I am a practicing Catholic. As a black woman in Protestant America, this has not always been the easiest denomination to be affiliated with. The scent of incense wafting through a gothic-styled church, the embracing of the Holy Sacraments, the sacredness of the Blessed Virgin — these are the facets I am used to in worshiping God and I enjoy them. I know for many who are reading this, these terms might be unfamiliar or even disturbing. And I’m pretty sure some of you are ready to leave your pastor’s name and address for me to get “right for the Lord.” Please…save your keystrokes.
If it is one thing I absolutely abhor is people assuming that I am not on a God-blessed path, and need to leave my views and church behind to join theirs. As well-intended they may be, nothing makes my skin crawl more than hearing “I would like for you to come visit my church this Sunday”. No thanks. I’ve been hearing this line and similar ones since I was 9. I find such attempts to dissuade me from my faith and beliefs to be rude and hurtful.
As adults, we have the right to choose to join whichever faith or religious/non-religious path we feel called to. Just as I am comfortable being affiliated with my Christian denomination, I know friends who are just as relaxed in being agnostics and non-believers. No adult needs to be shown any “light”. The thing with faith is that its so subjective that a person cannot be forced to feel what they simply cannot. If I find that I find it uncomfortable trying to worship God in a church or within a faith that doesn’t match my views or standards, it is not a criticism on the person who invited me to their church or the church/denomination itself. This feeling is mine, and mine alone, and I am free and entitled to experience it.

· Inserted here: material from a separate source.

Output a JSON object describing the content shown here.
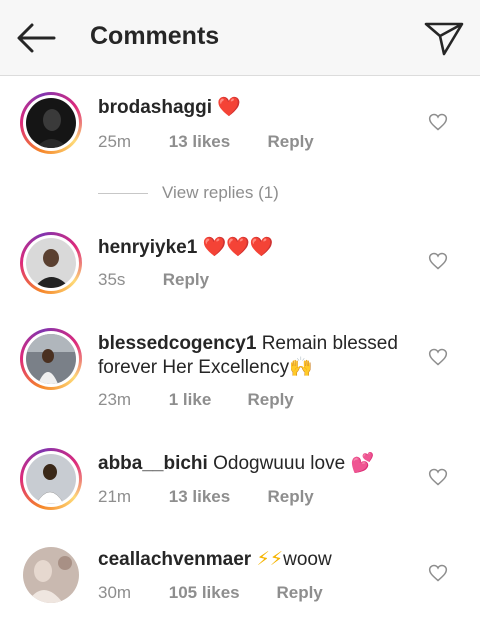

If I had to find a contender to contest how much I detest the “come to my church” phrase, it has to be “you need a church to give you the real word of the Lord”. Oh? I guess the priest and church members have been talking about Oprah’s book club selection instead of the chapters of the Bible. Just as it would be completely out of bounds for those of us of faith to consider non-believers to be “evil” or “out of it” (as I regretfully have heard many refer to them), it is of bad taste to believe my status of being a Christian any lower than yours because I am not a member of your sect. As someone who has studied and continues to study the history of the Church, I believe that every religious sect has come from a group of people who are desperately trying to get back to the Source (God, the Universe, etc.) Therefore, there is no barometer to measure one groups’ belief against, and it is preposterous to act as if one exists.

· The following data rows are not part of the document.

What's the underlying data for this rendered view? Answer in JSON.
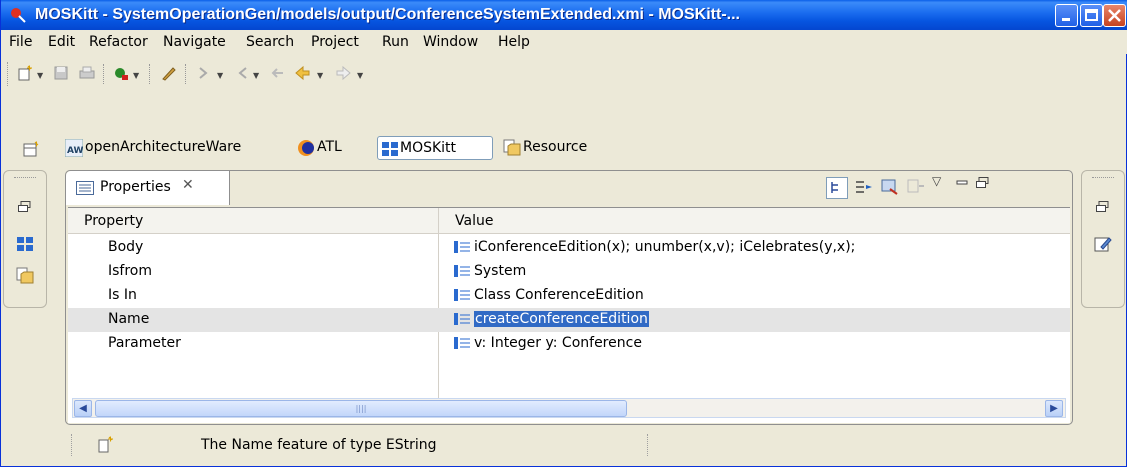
{
  "window": {
    "title": "MOSKitt - SystemOperationGen/models/output/ConferenceSystemExtended.xmi - MOSKitt-..."
  },
  "menu": [
    "File",
    "Edit",
    "Refactor",
    "Navigate",
    "Search",
    "Project",
    "Run",
    "Window",
    "Help"
  ],
  "perspectives": [
    {
      "label": "openArchitectureWare",
      "icon": "oaw-icon",
      "active": false
    },
    {
      "label": "ATL",
      "icon": "atl-icon",
      "active": false
    },
    {
      "label": "MOSKitt",
      "icon": "moskitt-icon",
      "active": true
    },
    {
      "label": "Resource",
      "icon": "resource-icon",
      "active": false
    }
  ],
  "view": {
    "tab_label": "Properties",
    "columns": [
      "Property",
      "Value"
    ],
    "rows": [
      {
        "property": "Body",
        "value": "iConferenceEdition(x); unumber(x,v);  iCelebrates(y,x);"
      },
      {
        "property": "Isfrom",
        "value": "System"
      },
      {
        "property": "Is In",
        "value": "Class ConferenceEdition"
      },
      {
        "property": "Name",
        "value": "createConferenceEdition",
        "selected": true
      },
      {
        "property": "Parameter",
        "value": " v: Integer y: Conference"
      }
    ]
  },
  "status": {
    "text": "The Name feature of type EString"
  },
  "colors": {
    "titlebar": "#0655e0",
    "selection": "#316ac5",
    "close_button": "#c64320"
  }
}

And, of course, we have the priest scandals. People love to throw this in my face after I have respectfully turned down their invitation. To this I say, I don’t think there is a practicing Catholic (and studies prove this) who have stood with the monsters who have committed these atrocious attacks. As someone who has suffered from sexual abuse (not from a priest, mind you) and as a humanist, I feel insulted that my loyalty to my faith is somehow tied to this belief system. As there are students at Penn State who love their school, but angrily denounce the actions of Sandusky; I denounce the actions of few and hold firm to my beliefs as a Catholic.

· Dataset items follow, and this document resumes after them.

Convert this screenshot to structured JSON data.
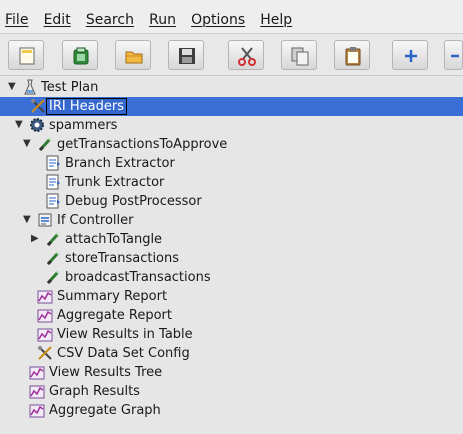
{
  "menu": [
    "File",
    "Edit",
    "Search",
    "Run",
    "Options",
    "Help"
  ],
  "toolbar": {
    "buttons": [
      {
        "name": "new-plan-button",
        "icon": "new-document-icon"
      },
      {
        "name": "templates-button",
        "icon": "templates-icon"
      },
      {
        "name": "open-button",
        "icon": "folder-icon"
      },
      {
        "name": "save-button",
        "icon": "floppy-disk-icon"
      },
      {
        "name": "cut-button",
        "icon": "scissors-icon"
      },
      {
        "name": "copy-button",
        "icon": "copy-icon"
      },
      {
        "name": "paste-button",
        "icon": "clipboard-icon"
      },
      {
        "name": "expand-button",
        "icon": "plus-icon"
      },
      {
        "name": "collapse-button",
        "icon": "minus-icon"
      }
    ]
  },
  "tree": {
    "nodes": [
      {
        "label": "Test Plan",
        "icon": "testplan-icon",
        "toggle": "expanded"
      },
      {
        "label": "IRI Headers",
        "icon": "config-icon",
        "toggle": "",
        "selected": true
      },
      {
        "label": "spammers",
        "icon": "gear-icon",
        "toggle": "expanded"
      },
      {
        "label": "getTransactionsToApprove",
        "icon": "sampler-icon",
        "toggle": "expanded"
      },
      {
        "label": "Branch Extractor",
        "icon": "extractor-icon",
        "toggle": ""
      },
      {
        "label": "Trunk Extractor",
        "icon": "extractor-icon",
        "toggle": ""
      },
      {
        "label": "Debug PostProcessor",
        "icon": "extractor-icon",
        "toggle": ""
      },
      {
        "label": "If Controller",
        "icon": "controller-icon",
        "toggle": "expanded"
      },
      {
        "label": "attachToTangle",
        "icon": "sampler-icon",
        "toggle": "collapsed"
      },
      {
        "label": "storeTransactions",
        "icon": "sampler-icon",
        "toggle": ""
      },
      {
        "label": "broadcastTransactions",
        "icon": "sampler-icon",
        "toggle": ""
      },
      {
        "label": "Summary Report",
        "icon": "listener-icon",
        "toggle": ""
      },
      {
        "label": "Aggregate Report",
        "icon": "listener-icon",
        "toggle": ""
      },
      {
        "label": "View Results in Table",
        "icon": "listener-icon",
        "toggle": ""
      },
      {
        "label": "CSV Data Set Config",
        "icon": "config-icon",
        "toggle": ""
      },
      {
        "label": "View Results Tree",
        "icon": "listener-icon",
        "toggle": ""
      },
      {
        "label": "Graph Results",
        "icon": "listener-icon",
        "toggle": ""
      },
      {
        "label": "Aggregate Graph",
        "icon": "listener-icon",
        "toggle": ""
      }
    ]
  }
}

Respect is a word that so few know the definition of. Respecting someone’s beliefs means that you do not encroach on them, forcing yourself upon them like an alligator wrestler trying to beat the person into what you believe is submission. It means that if you have questions, you ask them with grace. You listen intently to the answers provided, and if you find yourself disagreeing, you do so kindly. Trust me, its not hard.